Dabei hat das Fürstentum auch im Sommer und Herbst auf engem Raum viel zu bieten. Andorra rühmt sich, der grösste unter den europäischen Kleinstaaten zu sein. Trotzdem ist das Land so klein, dass man problemlos nach dem Frühstück ein paar Stunden Mountainbike-Unterricht in Vallnord im Westen des Landes nehmen, am Nachmittag im Norden einen Klettersteig bezwingen und am Abend in der Hauptstadt Andorra la Vella, in der Mitte des Fürstentums, zu Abend essen kann. Von der französischen Grenze im Osten bis zur spanischen Grenze im Süden braucht man mit dem Auto gerade mal eine Stunde.

60 Gipfel über 2000 Meter

Die kurvenreichen, steilen Strecken sind es, die das Land für Velofahrer attraktiv machen. Die nicht sehr sehenswerte Hauptstadt Andorra la Vella liegt 1000 Meter, 60 Gipfel über 2000 Meter, der höchste sogar auf fast 3000 Meter über Meer – genug Berghänge also, um einige davon komplett den Mountainbikern zu überlassen. Die Bergstation Vallnord zum Beispiel gehört im Winter zu einem der grössten Skigebiete des Landes. Die Seilbahn fährt auch in der wärmeren Jahreszeit. Nun werden Mountainbiker samt ihrem Gefährt in die Höhe getragen.

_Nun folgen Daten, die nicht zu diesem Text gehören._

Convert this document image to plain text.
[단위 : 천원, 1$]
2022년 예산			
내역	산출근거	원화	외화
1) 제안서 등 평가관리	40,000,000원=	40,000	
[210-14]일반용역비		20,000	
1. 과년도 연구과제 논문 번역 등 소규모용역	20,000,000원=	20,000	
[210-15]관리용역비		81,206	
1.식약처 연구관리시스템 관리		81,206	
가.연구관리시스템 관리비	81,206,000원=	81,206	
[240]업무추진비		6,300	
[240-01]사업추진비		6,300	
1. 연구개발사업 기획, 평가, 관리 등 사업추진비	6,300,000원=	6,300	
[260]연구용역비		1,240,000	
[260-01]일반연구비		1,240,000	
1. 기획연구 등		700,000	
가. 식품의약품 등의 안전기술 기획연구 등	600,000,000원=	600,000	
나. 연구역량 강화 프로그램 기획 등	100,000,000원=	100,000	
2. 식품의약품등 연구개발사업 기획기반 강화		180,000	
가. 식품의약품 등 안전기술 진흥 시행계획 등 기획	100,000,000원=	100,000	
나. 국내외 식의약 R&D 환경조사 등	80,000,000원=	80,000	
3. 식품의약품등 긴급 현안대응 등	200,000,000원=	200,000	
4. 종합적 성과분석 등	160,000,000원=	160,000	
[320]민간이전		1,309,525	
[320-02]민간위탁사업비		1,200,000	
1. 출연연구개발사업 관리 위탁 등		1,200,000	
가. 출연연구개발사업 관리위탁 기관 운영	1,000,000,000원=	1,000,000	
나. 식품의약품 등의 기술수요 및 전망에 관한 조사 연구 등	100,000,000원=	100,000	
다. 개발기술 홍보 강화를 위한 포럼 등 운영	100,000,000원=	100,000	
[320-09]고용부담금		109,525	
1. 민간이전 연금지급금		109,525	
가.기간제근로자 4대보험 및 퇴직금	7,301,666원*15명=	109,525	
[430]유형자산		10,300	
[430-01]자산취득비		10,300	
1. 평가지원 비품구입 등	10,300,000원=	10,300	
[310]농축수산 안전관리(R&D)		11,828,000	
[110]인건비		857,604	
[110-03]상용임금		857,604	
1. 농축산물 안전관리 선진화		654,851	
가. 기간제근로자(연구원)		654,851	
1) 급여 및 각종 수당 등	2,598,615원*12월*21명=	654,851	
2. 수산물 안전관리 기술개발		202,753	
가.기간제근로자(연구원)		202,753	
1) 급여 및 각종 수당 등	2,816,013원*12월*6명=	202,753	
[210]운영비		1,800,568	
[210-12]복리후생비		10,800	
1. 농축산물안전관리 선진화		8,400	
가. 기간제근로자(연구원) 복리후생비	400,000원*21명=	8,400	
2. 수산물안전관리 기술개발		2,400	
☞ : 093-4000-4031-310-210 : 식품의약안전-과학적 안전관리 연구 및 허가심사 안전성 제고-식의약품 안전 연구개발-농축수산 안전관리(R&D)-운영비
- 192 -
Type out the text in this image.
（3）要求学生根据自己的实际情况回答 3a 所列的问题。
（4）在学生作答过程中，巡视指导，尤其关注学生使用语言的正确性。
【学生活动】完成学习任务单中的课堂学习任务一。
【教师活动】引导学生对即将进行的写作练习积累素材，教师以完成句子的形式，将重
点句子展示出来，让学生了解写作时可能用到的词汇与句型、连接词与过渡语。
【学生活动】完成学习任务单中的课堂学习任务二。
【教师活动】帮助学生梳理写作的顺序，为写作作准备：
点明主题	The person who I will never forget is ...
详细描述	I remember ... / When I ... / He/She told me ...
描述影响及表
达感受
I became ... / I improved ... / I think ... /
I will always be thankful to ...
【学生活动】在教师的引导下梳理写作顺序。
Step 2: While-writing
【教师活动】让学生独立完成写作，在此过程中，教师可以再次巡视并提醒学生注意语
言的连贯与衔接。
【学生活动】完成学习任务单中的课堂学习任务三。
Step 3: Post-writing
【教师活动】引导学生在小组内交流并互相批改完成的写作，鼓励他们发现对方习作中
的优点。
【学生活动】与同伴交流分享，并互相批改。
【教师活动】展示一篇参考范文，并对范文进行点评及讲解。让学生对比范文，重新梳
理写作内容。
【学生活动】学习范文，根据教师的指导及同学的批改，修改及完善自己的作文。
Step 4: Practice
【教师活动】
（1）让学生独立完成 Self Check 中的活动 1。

Was den Skifahrern die blaue Piste, ist für Mountainbiker die grüne Abfahrt. Für geübte Biker ist die steile Route durch den Wald über Wurzeln, Steine und Tannzapfen keine Herausforderung: Als das Handy von Mountainbike-Lehrer Paul Commencal klingelt, nimmt er das Gespräch an und telefoniert entspannt mit seinem Vater. Die Anfänger hinter ihm mühen sich derweil, alles zu beachten, was er ihnen beigebracht hat – nur mit einem Finger die Bremse betätigen, auf den Pedalen stehen, die Knie leicht gebeugt und in den Kurven das äussere Pedal immer nach unten treten – und vergessen dabei das allereinfachste: Wie fährt man noch mal nach links? Unten sammelt ein Kollege von Commencal die Gruppe mit einem Pick-up wieder ein und fährt sie zurück zum Start. Schon bei der zweiten Runde fängt das Ganze an, Spass zu machen. Nur zittern die Beine nach dem mehrfachen bergab brettern wie Pudding.

Muskelschonender ist eine herkömmliche Wanderung. Wir treffen auf einem kleinen Parkplatz am Waldrand erneut einen gutgelaunten Mark Crichton. Im Schatten ist es am Morgen noch frisch. Unsere Route heisst Circuit de les Fonts, weil sie an mehreren kleinen Quellen vorbeiführt. Das eigentliche Ziel liegt jedoch am Ende der Strecke.

Atemberaubendes Gletschertal

Nach ein paar Metern Anstieg führt der Weg über eine Bergflanke. Mit jedem Schritt hört man das sonst allgegenwärtige Rauschen der Autos im Tal weniger. Schliesslich öffnet sich der Blick in eines der wenigen Täler Andorras, das nicht durch Strassen erschlossen ist. Die Besitzer der im Tal liegenden Bauernhöfe haben durchaus versucht, eine Strasse bauen zu lassen, sie bekamen sie nur nicht genehmigt. Seit 2004 ist das Vall del Madriu-Perafita-Claror im Südosten des Landes als Unesco-Weltkulturerbe gelistet.

Tatsächlich ist der Blick in das wilde Gletschertal atemberaubend. Die Hänge sind mit dichtem Wald bewachsen, unter uns leuchten die Schieferdächer einer alten Sommersiedlung, und am Horizont schimmern schneebedeckt die Gipfel, auf denen die Grenze zu Spanien verläuft Man ist in Andorra dem Himmel ganz nah.